From Matmos' new(ish) album, The Rose Has Teeth In The Mouth of A Beast, which is a suite of ten songs, each dedicated to a different deceased queer.

Thursday, August 17, 2006

ornate tangles and grubby drones

Growing, "Fancy Period"

This inspired number starts off by cultivating a field of acid-trip patterns into an impossibly ornate tangle which threatens to blot out everything behind its whirling calligraphic streamers. Like all barriers, though, this one is illusory, and around minute four you slip through into a totally different landscape, where pseudo-Zimbabwean filligrees float beatifically over funky bionic stutter. Ambitious!

Vulture Club, "Untitled"

I don't know much about Vulture Club other than the fact that it has released an album full of heavy guitar drones in their most concentrated form: no riffs, no melody, no Julian Cope poetry, just sweet sweet room-shaking low-end, with the tiniest bit of occasional modulation serving to hold interest. This track is for anyone who finds unadorned amplifier hum to be strangely lulling and comforting.

Vampire Belt, "Snake Out"

Mixtape-makers take note that that Vulture Club track flows nicely into this piece, which commences with a few seconds of grimy hum before busting out into some of the finest splattering skronk I've ever heard. Chris Corsano has been earning so much praise for his inventive improv drumming that people forget that he can also do straight-up hardcore pounding when paired with a player who demands it: Bill Nace is that player here, providing inspirational art-damaged guitar-work that is very finely mangled indeed.

Sunday, August 13, 2006

what happened to the levees

The Coup, "Laugh, Love, Fuck"

This song features a refrain that goes: "I'm here to laugh, love, fuck and drink liquor / and help the damn revolution come quicker." What more do I really need to say? Will it help if I say it also features a cheesy clap machine?
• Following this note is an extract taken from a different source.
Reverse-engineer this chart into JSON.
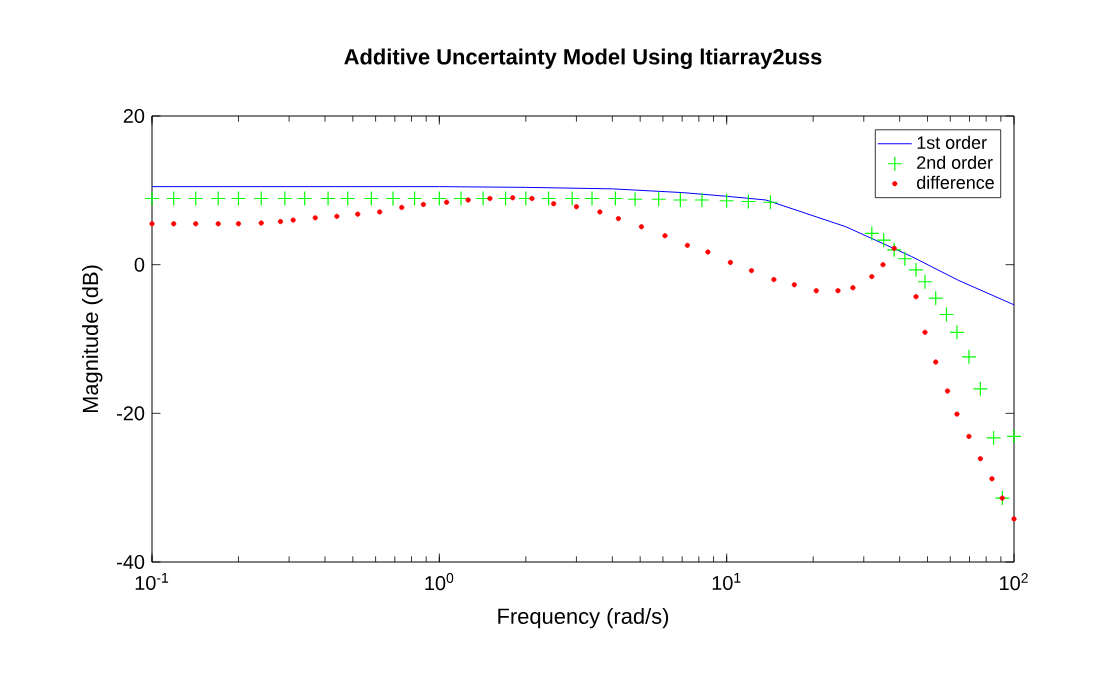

DJ Drama and Lil' Wayne, "Georgia... Bush" [edit]

Chuck D once famously referred to hip hop as "black America's CNN," an assertion that was questionable then and remains questionable now. But the statement feels relevant in reference to this song, a chilling little bit of post-Katrina reportage from 23-year-old New Orleans native Lil' Wayne. Anger and sorrow tangle here with conspiracy-theorizing and good old-fashioned Bush-hammering (although it's worth noting that Ray Nagin takes a solid hit as well).

Friday, August 11, 2006

for good selves and bad

Ladytron, "Destroy Everything You Touch"

A better summer would not have featured this song playing over and over again in my head. But instead of the better summer, I am having the one in which I am blundering through the landscape like a grief-maddened Godzilla, leaving a trail of bent wreckage and disappointed people behind me. The gap between this song's upbeat bent and the bleakness of its lyrical content conveys a certain fuckheaded resoluteness: that desire to confirm one's own worst suspicions about oneself, and the feelings of idiotic satisfaction and cynical glee when this dubious goal is achieved.

Kimya Dawson, "My Rollercoaster"

I'm not sure who brought the Kimya Dawson tunes to Spring this year, but I stood in the kitchen by myself on the final night and listened to this song and it brought tears to my eyes. This song is goofy and dorky and exuberant and tender: these are the ways I like to think of myself when I'm not thinking of myself as a maddened Godzilla, v. sup.